During the first months of the crisis, as blood was being spilled every week, the government maintained a hard line in denying the existence of police violence, even refusing to use the word. Challenged on the issue by a citizen during a debate in March 2019, President Emmanuel Macron snapped back: “Do not talk about repression and police violence — those words are unacceptable in a state with the rule of law!” According to widely respected French daily Le Monde, citing insider sources, this unshakable political support for repression came from a genuine fear in December 2018 that rank-and-file police might abandon their post — and let the uprising prevail.

While the climate of police impunity might be linked to the high political stakes, my interviewees note that this lack of accountability has been pervasive for decades. The “police of the police” — the infamous Inspection Générale de la Police Nationale (IGPN) — is widely derided as a “whitewashing machine,” systematically clearing up on behalf of its colleagues. Simpere points out that “there is a clear conflict of interests when police officers have to monitor other police officers, and also when magistrates who are working in close collaboration with the police are the ones who are supposed to lead investigations against the police.”

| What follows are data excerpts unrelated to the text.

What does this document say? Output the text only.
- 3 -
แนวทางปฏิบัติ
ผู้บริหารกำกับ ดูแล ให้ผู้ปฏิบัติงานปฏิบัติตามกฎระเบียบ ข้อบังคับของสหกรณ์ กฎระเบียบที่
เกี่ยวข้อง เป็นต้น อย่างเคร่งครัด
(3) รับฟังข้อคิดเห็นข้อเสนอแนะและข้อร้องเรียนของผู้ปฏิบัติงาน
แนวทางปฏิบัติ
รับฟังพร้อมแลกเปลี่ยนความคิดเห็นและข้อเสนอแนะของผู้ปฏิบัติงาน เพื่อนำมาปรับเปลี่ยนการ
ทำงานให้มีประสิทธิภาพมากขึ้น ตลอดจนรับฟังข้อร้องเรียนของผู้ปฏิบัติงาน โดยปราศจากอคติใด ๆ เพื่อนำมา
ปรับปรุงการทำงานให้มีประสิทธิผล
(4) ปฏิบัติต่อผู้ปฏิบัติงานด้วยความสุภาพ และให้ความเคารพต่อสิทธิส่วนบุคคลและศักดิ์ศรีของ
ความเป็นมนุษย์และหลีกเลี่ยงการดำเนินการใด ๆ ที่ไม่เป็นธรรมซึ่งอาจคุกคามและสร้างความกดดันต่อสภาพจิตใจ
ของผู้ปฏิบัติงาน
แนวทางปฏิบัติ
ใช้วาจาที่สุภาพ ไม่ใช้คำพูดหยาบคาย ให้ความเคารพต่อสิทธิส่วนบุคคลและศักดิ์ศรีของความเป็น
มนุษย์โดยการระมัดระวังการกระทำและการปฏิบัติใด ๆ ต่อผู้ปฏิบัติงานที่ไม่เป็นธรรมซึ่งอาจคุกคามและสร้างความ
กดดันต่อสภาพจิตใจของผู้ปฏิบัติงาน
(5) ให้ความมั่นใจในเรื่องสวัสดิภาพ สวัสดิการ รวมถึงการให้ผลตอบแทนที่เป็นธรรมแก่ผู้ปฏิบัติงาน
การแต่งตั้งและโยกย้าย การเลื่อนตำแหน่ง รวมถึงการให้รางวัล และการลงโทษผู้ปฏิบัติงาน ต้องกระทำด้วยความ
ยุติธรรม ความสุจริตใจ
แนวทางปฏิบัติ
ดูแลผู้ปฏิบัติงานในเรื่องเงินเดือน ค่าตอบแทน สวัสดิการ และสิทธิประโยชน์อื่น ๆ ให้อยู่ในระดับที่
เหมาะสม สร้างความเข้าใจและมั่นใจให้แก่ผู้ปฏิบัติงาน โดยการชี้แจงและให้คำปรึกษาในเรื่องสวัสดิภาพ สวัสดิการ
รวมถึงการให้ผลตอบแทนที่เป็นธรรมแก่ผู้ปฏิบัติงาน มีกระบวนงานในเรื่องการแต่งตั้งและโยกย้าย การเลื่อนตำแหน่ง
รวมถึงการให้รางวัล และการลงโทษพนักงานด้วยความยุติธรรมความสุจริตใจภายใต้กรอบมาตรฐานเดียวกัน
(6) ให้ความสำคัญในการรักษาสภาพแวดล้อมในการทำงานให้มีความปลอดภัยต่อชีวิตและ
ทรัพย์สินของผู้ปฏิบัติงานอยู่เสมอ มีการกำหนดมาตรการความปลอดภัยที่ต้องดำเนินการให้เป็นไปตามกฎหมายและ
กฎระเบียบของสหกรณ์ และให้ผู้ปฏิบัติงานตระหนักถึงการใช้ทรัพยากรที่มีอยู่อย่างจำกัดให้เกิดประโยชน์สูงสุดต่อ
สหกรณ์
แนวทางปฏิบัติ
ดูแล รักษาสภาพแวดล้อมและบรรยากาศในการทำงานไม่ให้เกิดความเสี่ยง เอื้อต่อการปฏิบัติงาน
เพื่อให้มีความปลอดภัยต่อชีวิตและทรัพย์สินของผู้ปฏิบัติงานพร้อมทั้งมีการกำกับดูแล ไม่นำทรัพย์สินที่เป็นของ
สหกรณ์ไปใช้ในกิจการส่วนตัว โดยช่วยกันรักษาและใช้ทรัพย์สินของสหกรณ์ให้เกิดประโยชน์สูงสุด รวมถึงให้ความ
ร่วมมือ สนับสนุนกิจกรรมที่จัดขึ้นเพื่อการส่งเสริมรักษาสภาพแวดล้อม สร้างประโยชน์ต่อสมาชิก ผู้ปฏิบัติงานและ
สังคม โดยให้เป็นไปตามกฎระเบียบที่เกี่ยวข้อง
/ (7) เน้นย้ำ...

Alimi goes further, stressing the whole systemic structure enabling police impunity in France. He says it starts with police officers and their hierarchy “who never acknowledge any act of violence and put into place a set of dissimulation measures every time there is any violence, including the systematic faking of official reports.” He then goes on to point out the lack of judicial independence in France, where “prosecutors are under the authority of the Justice Ministry, and see themselves as protecting public order, which leads them to protect the police.” This translates into prosecutors lying and blocking inquiries, among other things, by reacting more than thirty days after events, once footage from public cameras has already been erased.

Despite facing this “judicial wall,” Alimi says that amateur videos are changing the game. His team has imported techniques from groups like Black Lives Matter, making online calls for videos and witnesses. “Those videos have shattered the administration’s lies and have revealed dissimulation techniques.” As for judges, Alimi also points out that some are starting to recognize the need for real investigations into police work, but he says that it is too early to make an honest appraisal of investigations into police violence against the gilets jaunes. “We will know in two to three years,” he says, “then we can make a final assessment of those investigations, and maybe even talk about a transformation of the approach to police violence.”